Die Höhe der von der Klägerin in den Bilanzen zum 31. Januar 1972 und zum 31. Januar 1973 gebildeten Körperschaftsteuerrückstellung ist auf die Frage der berücksichtigungsfähigen Ausschüttung ohne Einfluß. Wenn die Klägerin dabei von einer Thesaurierung ausgegangen ist, können daraus keine Folgerungen gezogen werden. Die Klägerin kann bei der Bildung der Rückstellung nur die Erkenntnisse zum Zeitpunkt der Bilanzerstellung verwerten. Anhaltspunkte dafür, daß in diesem Zeitpunkt bereits eine Gewinnausschüttung geplant war, liegen nicht vor.

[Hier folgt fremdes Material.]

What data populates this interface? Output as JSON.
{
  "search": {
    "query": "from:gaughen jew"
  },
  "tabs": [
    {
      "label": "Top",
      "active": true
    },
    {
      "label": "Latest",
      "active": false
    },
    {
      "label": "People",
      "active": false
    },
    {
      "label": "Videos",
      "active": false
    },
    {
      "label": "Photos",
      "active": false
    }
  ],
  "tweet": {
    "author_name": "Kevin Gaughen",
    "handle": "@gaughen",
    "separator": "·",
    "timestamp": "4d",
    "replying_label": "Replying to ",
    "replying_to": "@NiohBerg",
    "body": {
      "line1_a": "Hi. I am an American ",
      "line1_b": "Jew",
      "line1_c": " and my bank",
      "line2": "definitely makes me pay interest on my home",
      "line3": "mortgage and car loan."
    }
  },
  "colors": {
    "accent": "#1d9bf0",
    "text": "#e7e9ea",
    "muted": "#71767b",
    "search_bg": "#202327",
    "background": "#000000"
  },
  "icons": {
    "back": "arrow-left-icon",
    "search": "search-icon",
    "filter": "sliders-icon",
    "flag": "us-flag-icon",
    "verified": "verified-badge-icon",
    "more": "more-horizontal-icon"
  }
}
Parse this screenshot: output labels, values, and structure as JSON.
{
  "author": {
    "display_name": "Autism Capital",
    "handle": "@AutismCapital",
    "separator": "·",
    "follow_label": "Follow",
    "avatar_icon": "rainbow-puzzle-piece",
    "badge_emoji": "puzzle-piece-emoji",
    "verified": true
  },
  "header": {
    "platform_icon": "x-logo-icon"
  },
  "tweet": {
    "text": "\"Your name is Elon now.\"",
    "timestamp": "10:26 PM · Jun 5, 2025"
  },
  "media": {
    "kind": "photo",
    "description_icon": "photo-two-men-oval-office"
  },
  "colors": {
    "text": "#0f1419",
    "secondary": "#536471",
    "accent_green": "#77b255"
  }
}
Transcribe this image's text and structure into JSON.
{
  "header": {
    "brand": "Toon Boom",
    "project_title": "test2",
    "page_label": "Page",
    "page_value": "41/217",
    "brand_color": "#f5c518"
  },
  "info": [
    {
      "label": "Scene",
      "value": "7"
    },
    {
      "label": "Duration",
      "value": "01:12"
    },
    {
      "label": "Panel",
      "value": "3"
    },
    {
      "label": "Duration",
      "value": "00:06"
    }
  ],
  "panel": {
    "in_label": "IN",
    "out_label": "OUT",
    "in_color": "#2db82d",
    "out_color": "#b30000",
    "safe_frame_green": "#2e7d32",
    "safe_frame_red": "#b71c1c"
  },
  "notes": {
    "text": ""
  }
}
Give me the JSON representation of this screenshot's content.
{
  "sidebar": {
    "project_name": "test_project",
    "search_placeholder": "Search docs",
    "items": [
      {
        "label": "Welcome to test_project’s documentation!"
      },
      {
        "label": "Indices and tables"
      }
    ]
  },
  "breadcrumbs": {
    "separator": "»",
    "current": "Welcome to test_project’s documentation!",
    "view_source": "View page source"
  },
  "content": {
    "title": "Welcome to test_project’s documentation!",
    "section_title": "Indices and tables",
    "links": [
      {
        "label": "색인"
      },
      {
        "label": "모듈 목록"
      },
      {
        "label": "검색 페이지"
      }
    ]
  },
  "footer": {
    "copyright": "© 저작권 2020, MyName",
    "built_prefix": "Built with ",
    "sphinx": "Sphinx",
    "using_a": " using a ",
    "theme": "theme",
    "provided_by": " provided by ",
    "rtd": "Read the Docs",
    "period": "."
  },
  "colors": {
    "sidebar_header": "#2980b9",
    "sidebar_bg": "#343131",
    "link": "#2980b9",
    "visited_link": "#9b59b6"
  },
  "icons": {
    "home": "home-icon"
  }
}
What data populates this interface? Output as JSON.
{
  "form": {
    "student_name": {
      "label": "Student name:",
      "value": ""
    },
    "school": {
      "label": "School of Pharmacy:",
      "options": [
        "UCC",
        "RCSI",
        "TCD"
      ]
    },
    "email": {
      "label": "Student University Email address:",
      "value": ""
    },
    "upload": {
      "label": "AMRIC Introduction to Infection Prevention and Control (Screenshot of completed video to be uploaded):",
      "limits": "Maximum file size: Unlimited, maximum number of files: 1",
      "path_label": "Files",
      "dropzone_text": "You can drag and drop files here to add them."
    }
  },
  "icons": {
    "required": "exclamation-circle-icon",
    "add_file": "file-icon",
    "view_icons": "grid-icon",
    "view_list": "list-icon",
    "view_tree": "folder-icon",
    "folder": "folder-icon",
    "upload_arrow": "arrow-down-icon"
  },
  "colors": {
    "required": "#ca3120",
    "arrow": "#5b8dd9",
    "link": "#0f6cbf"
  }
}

Ein Gewinnverteilungsbeschluß entspricht dann nicht den handelsrechtlichen Vorschriften, wenn er zu einer Rückzahlung des Vermögens führen würde, das zur Erhaltung des Stammkapitals der Klägerin notwendig ist (vgl. § 30 Abs. 1 GmbHG). Dies wäre zum Beispiel der Fall, wenn und soweit der Gewinn, der ausgeschüttet werden soll, zwischenzeitlich durch Jahresfehlbeträge und durch Gewinnausschüttungen aufgezehrt worden ist (vgl. auch BFH-Urteil vom 4. Juli 1973 I R 216/71, BFHE 110, 37, BStBl II 1973, 742). Nach den vom FG getroffenen Feststellungen liegen diese Voraussetzungen nicht vor.
Auf den Streitfall findet § 19 KStG a. F. Anwendung, obwohl die Gewinnausschüttungen erst nach dem 1. Januar 1977 beschlossen wurden (vgl. hierzu BFHE 142, 446, BStBl II 1985, 225).